No Auction House, no problem
After the classic that was Diablo II, expectations for a follow-up were at an all-time high. Although it could never really meet those expectations, Diablo III was a fine hack and slash, and I ended up replaying it time and time again with every possible class.
But it wasn't perfect of course, since loot was designed around the ill-fated and ill-designed Auction House, putting a damper on long-term gear goals. Diablo III: Reaper of Souls may not reinvent the wheel, but it eliminates many of the problems from DIII proper.
And most importantly, the Auction House is gone all around!
Diablo III: Reaper of Souls (PC [reviewed], Mac)
Before you even begin your adventure in Reaper of Souls, Patch 2.0.1, or the "Loot 2.0" patch is already fully in place. This doesn't require the purchase of Souls, but it adds in quite a few changes that make the entire game much better as a result. Paragon levels have been uncapped and are account-wide, rare drops have increased (and junk drops have decreased), a clan system is now available, the crafting system has been made more accessible (materials have been combined for less confusion), timed events have been added, and difficulties have been reworked.
A lot of these changes seem to be unchained due to the removal of the Auction House, which allows the loot system to really thrive. You'll earn rare and even legendary items on a constant basis, keeping that loot wheel turning pretty much every run -- it reignites that flame of "one more dungeon" that Diablo III sorely missed after a few weeks of play.
The other changes are pretty great as well, most notably the difficulty system. Now you can pick from five options all the way up to Torment (which is basically Inferno with a sliding scale) whenever you want, granting extra bonuses like more experience. This is a two-fold fix, as it not only alleviates the issue of people finding the game too easy the first time around, but it also helps keep you interested for longer periods of time with more options. Now, you don't have to beat the game three times to get to the "hard part." It's a win-win.
Beyond that, there are Reaper of Souls specific additions that further augment Diablo III's new features -- most notably a brand new Act, a new character, and "adventure mode." The first thing you'll probably notice when you boot up Souls is the Crusader class, which is defense-minded damage dealer that's basically a mix between a Barbarian and a Monk.
Like the archetype allows, the Crusader is a nice mix between offense and defense, allowing you to customize your character according to your personal priorities. Because they have access to a number of buffs and debuffs, you can choose to go all out with strong abilities like hammers or defensive powers like magic shields, or go for a middle of the road approach.

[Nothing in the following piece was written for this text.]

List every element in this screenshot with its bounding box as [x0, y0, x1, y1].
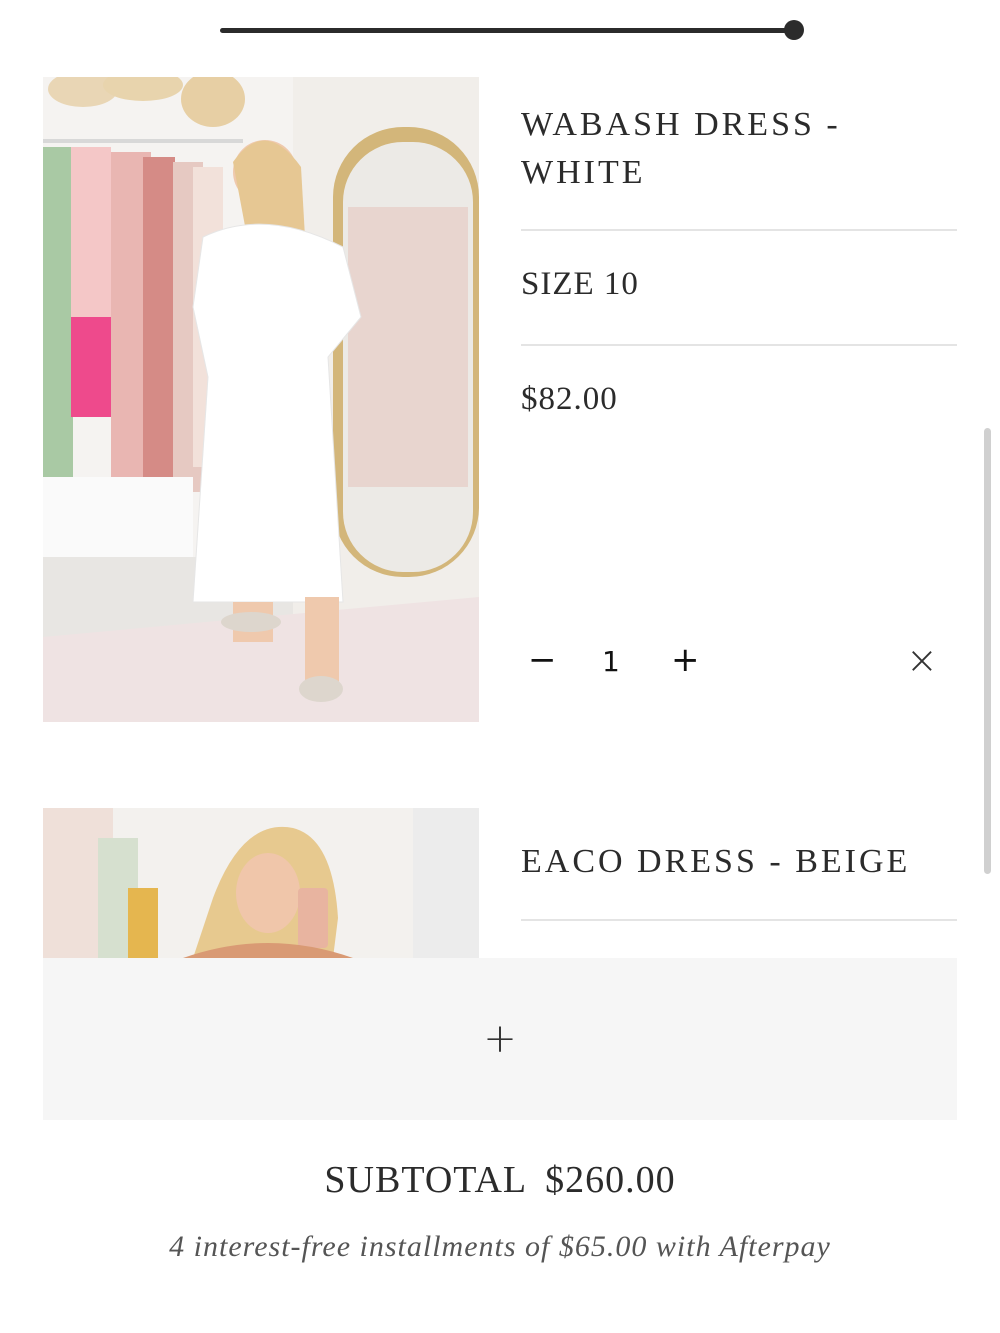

They also have a ton of unique skills that no other class has, like a magical horse that crashes through enemies, and their armor design and general theme fits the game perfectly. If you loved the Paladin in Diablo II and the Monk didn't really fill that void, you'll love the Crusader. I would have preferred two extra classes (perhaps another caster) in this expansion to balance things out, but the Crusader is definitely fun enough to go from 1-70 with on its own.

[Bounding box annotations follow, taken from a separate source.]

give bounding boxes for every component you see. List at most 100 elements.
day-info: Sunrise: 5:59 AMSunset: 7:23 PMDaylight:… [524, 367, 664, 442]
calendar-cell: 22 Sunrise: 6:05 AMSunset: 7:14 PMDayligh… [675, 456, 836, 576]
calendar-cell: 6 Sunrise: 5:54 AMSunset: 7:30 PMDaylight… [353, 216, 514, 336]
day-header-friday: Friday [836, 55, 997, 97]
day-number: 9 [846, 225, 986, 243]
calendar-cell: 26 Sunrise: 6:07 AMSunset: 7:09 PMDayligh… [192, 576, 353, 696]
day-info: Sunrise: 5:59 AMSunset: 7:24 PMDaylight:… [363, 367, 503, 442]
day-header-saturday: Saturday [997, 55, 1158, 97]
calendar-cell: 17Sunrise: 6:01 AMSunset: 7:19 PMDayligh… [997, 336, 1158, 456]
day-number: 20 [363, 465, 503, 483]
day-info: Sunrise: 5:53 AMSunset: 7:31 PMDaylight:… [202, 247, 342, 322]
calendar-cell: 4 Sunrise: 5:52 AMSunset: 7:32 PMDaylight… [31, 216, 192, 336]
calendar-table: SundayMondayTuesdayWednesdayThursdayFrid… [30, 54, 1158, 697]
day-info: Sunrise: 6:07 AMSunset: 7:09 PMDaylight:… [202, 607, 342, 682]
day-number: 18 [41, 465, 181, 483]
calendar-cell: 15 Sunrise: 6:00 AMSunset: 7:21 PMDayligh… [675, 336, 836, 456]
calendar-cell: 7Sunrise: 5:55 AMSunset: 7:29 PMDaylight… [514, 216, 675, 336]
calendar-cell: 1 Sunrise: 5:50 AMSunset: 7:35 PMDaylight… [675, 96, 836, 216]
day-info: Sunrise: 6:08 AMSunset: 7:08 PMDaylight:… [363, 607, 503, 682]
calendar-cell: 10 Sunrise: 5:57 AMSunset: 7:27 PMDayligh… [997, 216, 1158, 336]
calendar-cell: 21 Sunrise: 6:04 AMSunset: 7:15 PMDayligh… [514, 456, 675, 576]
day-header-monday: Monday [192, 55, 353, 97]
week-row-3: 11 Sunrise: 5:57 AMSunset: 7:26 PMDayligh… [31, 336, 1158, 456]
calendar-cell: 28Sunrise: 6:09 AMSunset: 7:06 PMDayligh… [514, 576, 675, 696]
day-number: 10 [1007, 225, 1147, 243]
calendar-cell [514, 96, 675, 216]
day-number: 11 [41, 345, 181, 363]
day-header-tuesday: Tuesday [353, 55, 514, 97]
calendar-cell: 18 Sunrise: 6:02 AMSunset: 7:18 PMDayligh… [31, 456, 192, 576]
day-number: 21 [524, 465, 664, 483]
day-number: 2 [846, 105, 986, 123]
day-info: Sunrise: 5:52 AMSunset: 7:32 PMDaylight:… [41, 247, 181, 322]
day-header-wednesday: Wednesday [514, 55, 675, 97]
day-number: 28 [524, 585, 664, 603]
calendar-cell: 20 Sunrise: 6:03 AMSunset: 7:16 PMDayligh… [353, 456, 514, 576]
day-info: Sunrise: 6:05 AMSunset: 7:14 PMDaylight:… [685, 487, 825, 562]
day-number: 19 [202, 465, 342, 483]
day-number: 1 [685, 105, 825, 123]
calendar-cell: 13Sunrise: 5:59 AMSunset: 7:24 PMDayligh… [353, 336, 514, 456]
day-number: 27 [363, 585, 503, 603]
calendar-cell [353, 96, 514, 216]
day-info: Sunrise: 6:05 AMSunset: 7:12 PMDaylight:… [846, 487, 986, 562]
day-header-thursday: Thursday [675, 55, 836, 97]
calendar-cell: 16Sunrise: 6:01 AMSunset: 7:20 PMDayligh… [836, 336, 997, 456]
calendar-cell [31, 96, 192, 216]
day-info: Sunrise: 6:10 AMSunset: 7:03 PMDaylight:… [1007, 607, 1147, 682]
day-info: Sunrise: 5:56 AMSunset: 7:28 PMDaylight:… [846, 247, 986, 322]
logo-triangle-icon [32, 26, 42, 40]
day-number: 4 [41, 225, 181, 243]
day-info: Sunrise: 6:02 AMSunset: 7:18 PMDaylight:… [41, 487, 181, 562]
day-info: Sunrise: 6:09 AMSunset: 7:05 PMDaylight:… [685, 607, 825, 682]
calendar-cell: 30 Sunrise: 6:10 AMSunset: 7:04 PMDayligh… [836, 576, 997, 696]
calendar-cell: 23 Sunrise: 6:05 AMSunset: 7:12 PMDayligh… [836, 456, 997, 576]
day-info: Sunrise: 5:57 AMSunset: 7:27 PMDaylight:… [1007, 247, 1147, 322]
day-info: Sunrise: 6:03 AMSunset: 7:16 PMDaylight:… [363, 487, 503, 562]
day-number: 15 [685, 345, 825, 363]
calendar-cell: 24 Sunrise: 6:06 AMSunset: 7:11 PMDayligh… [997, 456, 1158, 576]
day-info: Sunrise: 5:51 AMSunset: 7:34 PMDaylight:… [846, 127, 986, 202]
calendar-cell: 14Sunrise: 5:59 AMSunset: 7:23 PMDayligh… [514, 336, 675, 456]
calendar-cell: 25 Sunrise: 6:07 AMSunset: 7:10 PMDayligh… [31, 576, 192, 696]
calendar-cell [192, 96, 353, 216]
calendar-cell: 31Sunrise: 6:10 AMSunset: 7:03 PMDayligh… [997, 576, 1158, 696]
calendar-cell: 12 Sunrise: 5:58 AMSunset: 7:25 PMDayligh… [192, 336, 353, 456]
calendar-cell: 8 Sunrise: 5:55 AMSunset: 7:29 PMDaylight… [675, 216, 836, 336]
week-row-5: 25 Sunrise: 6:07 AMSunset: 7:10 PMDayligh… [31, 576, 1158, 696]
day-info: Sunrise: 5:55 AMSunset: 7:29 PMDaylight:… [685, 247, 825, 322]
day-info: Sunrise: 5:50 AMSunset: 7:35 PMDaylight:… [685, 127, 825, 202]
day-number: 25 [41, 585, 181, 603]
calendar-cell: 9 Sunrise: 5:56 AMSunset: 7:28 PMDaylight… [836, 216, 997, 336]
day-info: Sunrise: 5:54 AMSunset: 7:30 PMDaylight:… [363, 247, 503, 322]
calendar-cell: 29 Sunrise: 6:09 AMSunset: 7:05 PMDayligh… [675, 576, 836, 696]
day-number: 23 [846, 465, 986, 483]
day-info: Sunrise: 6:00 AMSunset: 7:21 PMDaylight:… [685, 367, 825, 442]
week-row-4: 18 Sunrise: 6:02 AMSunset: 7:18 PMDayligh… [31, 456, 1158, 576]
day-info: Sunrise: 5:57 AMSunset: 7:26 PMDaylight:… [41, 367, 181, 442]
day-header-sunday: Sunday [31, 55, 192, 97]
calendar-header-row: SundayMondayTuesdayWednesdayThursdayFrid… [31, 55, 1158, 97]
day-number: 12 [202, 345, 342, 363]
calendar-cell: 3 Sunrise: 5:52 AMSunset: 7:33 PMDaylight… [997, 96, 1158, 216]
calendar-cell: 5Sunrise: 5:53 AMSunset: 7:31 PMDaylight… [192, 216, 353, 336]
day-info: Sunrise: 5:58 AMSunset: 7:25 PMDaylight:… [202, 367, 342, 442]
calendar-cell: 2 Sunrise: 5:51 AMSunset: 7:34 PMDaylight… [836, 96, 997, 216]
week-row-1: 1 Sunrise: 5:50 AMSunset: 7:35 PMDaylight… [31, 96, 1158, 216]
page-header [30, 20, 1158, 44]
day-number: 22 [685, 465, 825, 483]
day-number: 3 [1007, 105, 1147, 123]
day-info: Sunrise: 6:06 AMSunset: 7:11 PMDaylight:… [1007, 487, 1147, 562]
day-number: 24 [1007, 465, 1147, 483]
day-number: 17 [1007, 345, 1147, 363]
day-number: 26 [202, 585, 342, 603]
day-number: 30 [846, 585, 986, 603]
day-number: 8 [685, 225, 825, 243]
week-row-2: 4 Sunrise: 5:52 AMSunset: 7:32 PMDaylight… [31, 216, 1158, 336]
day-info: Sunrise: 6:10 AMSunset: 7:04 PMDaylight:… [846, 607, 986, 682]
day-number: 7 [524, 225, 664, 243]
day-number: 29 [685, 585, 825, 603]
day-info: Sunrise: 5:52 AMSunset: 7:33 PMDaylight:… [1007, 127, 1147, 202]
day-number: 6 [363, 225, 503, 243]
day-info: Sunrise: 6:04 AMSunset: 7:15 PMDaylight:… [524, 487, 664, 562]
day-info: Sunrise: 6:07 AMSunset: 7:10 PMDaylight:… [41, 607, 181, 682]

Speaking of level 70, that's the new cap that applies to everyone. All classes will get an extra ultimate ability and more runes, as well as more passives and an extra passive slot at max level. The account-wide paragon system also allows you to tweak everyone beyond the cap, allowing for an unprecedented amount of customization -- and that extra passive slot goes farther than you'd think.
A third Artisan (in addition to the Blacksmith and the Jeweler) also makes an appearance in Souls, in the form of the Mystic. This NPC can re-work specific statistics in items into more desirable parameters for a price, as well as morph existing items into different skins through transmogrification. The former is a fairly pricey affair, but the latter is so well done (and appropriately priced) that it ensures you'll never hate the look of your character again. If you get an amazing item that looks lame, you can just change it in seconds. Like the new ability changes, it ensures that you're always in control of your character.
Malthael's minions range from grim reaper type foes, to bone dogs, to general demonic entities, as you make your way through a variety of towns, graveyards, swamps, and temples. It's basically a mix of every Act before it, but with its own signature artstyle and charms. Although the areas themselves are fun I would have preferred better boss fights (and at least one more at that), because outside of one fan-service oriented enemy everything pales in comparison to the Ancients encounter from Diablo II. It's not like the bosses are bad, per se, but I expected a bit more based on Blizzard's past experience.
The good news is once you're all done with the story, you can embark upon Adventure Mode -- a new feature in Reaper of Souls. Here you'll basically collect a number of different quests (bounties) with every active waypoint that can be tackled with your leisure. Usually these are shallow requests like "kill this boss" or "clear this area," but you'll earn tons of bonus experience for your efforts, as well as shards that can be used to open up random dungeons (rifts).
This is basically the new lifeblood of Reaper of Souls, as dedicated players will no doubt take their 70s into Torment difficulty bounties and rifts in search of better loot -- and with Loot 2.0, they'll get it. It also helps that the new Paragon system is helping you earn stats for every character along the way, including a potential Crusader character, so no session feels like a waste.